PERSONAL: Born in Bennington, VT; daughter of college instructors. Education: Harvard University, B.A.; University of Michigan, M.F.A.


ADDRESSES: Home—Los Angeles, CA. Offıce— Author Mail, W. W. Norton, 500 Fifth Ave., New York, NY 10110.


CAREER: Writer. Seventeen (magazine), staff member; University of Michigan, instructor.


WRITINGS:

Ask Me Anything, Norton (New York, NY), 2004, published in England as Midnight in Manhattan, Orion (London, England), 2004.


Contributor to periodicals and Web sites. Advice columnist, Teen People.


WORK IN PROGRESS: A novel.


SIDELIGHTS: Francesca Delbanco's debut novel, Ask Me Anything, follows a young woman as she struggles to make the transition from student life to true adulthood. The narrator, Rosalie Preston, is in her twenties, recently graduated from Harvard, and struggling to get her life on track in Manhattan. Though she makes her living as an advice columnist for a teen magazine, Rosalie's true passion is acting. She and some of her friends from Harvard have formed a theater company, the First Borns, but even as they try to make the group cohere, the long-time companions are inevitably losing touch with each other. Some of the more talented members of the group are drawn away by better opportunities; others become absorbed in love. Rosalie feels estranged from her friends, and those feelings intensify when she begins an affair with Berglan Starker, a married man many years her senior. (Berglan is also the father of one of the other First Borns.) Rosalie keeps their relationship a secret from her friends, and her own situation becomes much more difficult to untangle than the ones she typically addresses in her advice column. Delbanco's narrator is "fully drawn, if not always fully sympathetic," noted Tania Barnes in Library Journal. Barnes considered Tell Me Anything a "wry, compelling, and keenly observed" story. Booklist contributor Kristine Huntley called Rosalie a "sharp, witty narrator" and added: "Delbanco's assured, insightful debut is a must-read for the twentysomething set."

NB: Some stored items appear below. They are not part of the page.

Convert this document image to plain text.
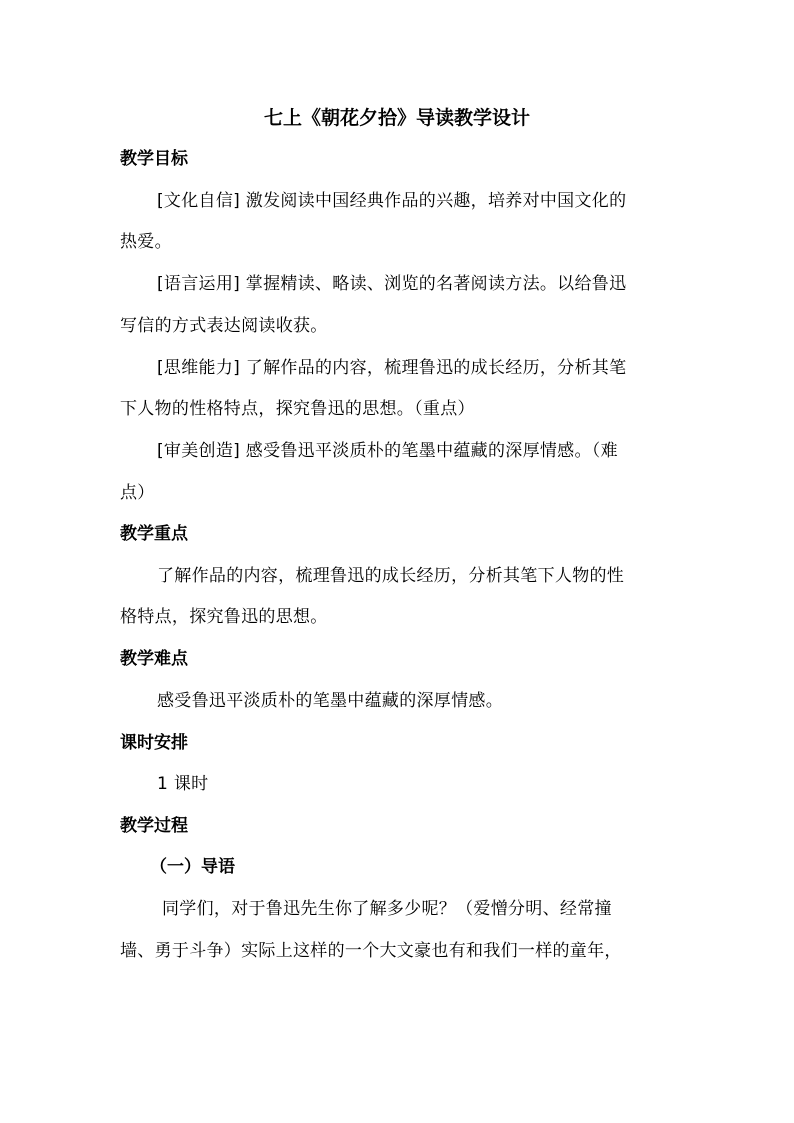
七上《朝花夕拾》导读教学设计
教学目标
[文化自信] 激发阅读中国经典作品的兴趣，培养对中国文化的
热爱。
[语言运用] 掌握精读、略读、浏览的名著阅读方法。以给鲁迅
写信的方式表达阅读收获。
[思维能力] 了解作品的内容，梳理鲁迅的成长经历，分析其笔
下人物的性格特点，探究鲁迅的思想。（重点）
[审美创造] 感受鲁迅平淡质朴的笔墨中蕴藏的深厚情感。（难
点）
教学重点
了解作品的内容，梳理鲁迅的成长经历，分析其笔下人物的性
格特点，探究鲁迅的思想。
教学难点
感受鲁迅平淡质朴的笔墨中蕴藏的深厚情感。
课时安排
1 课时
教学过程
（一）导语
同学们，对于鲁迅先生你了解多少呢？（爱憎分明、经常撞
墙、勇于斗争）实际上这样的一个大文豪也有和我们一样的童年，
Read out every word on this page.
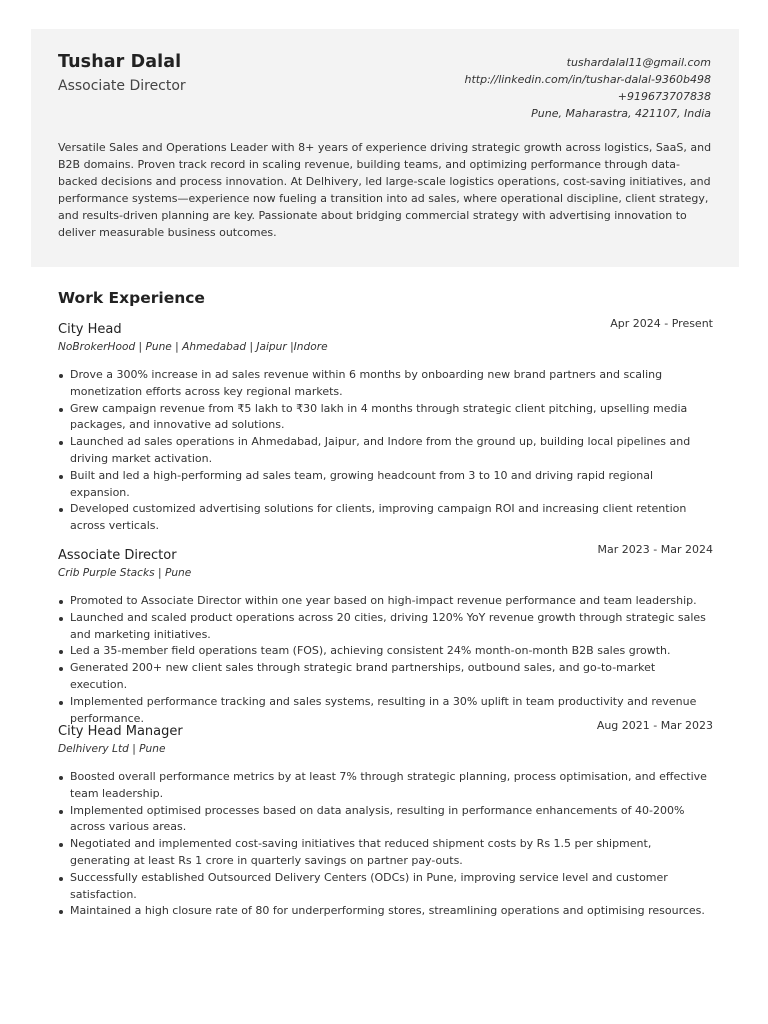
Tushar Dalal
Associate Director
tushardalal11@gmail.com
http://linkedin.com/in/tushar-dalal-9360b498
+919673707838
Pune, Maharastra, 421107, India

Versatile Sales and Operations Leader with 8+ years of experience driving strategic growth across logistics, SaaS, and B2B domains. Proven track record in scaling revenue, building teams, and optimizing performance through data-backed decisions and process innovation. At Delhivery, led large-scale logistics operations, cost-saving initiatives, and performance systems—experience now fueling a transition into ad sales, where operational discipline, client strategy, and results-driven planning are key. Passionate about bridging commercial strategy with advertising innovation to deliver measurable business outcomes.

Work Experience
City Head
NoBrokerHood | Pune | Ahmedabad | Jaipur |Indore
Apr 2024 - Present
Drove a 300% increase in ad sales revenue within 6 months by onboarding new brand partners and scaling monetization efforts across key regional markets.
Grew campaign revenue from ₹5 lakh to ₹30 lakh in 4 months through strategic client pitching, upselling media packages, and innovative ad solutions.
Launched ad sales operations in Ahmedabad, Jaipur, and Indore from the ground up, building local pipelines and driving market activation.
Built and led a high-performing ad sales team, growing headcount from 3 to 10 and driving rapid regional expansion.
Developed customized advertising solutions for clients, improving campaign ROI and increasing client retention across verticals.
Associate Director
Crib Purple Stacks | Pune
Mar 2023 - Mar 2024
Promoted to Associate Director within one year based on high-impact revenue performance and team leadership.
Launched and scaled product operations across 20 cities, driving 120% YoY revenue growth through strategic sales and marketing initiatives.
Led a 35-member field operations team (FOS), achieving consistent 24% month-on-month B2B sales growth.
Generated 200+ new client sales through strategic brand partnerships, outbound sales, and go-to-market execution.
Implemented performance tracking and sales systems, resulting in a 30% uplift in team productivity and revenue performance.
City Head Manager
Delhivery Ltd | Pune
Aug 2021 - Mar 2023
Boosted overall performance metrics by at least 7% through strategic planning, process optimisation, and effective team leadership.
Implemented optimised processes based on data analysis, resulting in performance enhancements of 40-200% across various areas.
Negotiated and implemented cost-saving initiatives that reduced shipment costs by Rs 1.5 per shipment, generating at least Rs 1 crore in quarterly savings on partner pay-outs.
Successfully established Outsourced Delivery Centers (ODCs) in Pune, improving service level and customer satisfaction.
Maintained a high closure rate of 80 for underperforming stores, streamlining operations and optimising resources.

BIOGRAPHICAL AND CRITICAL SOURCES:

PERIODICALS

Booklist, December 15, 2003, Kristine Huntley, review of Ask Me Anything, p. 725.

Kirkus Reviews, November 15, 2003, review of Ask Me Anything, p. 1326.

Library Journal, December, 2003, Tania Barnes, review of Ask Me Anything, p. 165.

Publishers Weekly, November 10, 2003, review of Ask Me Anything, p. 39.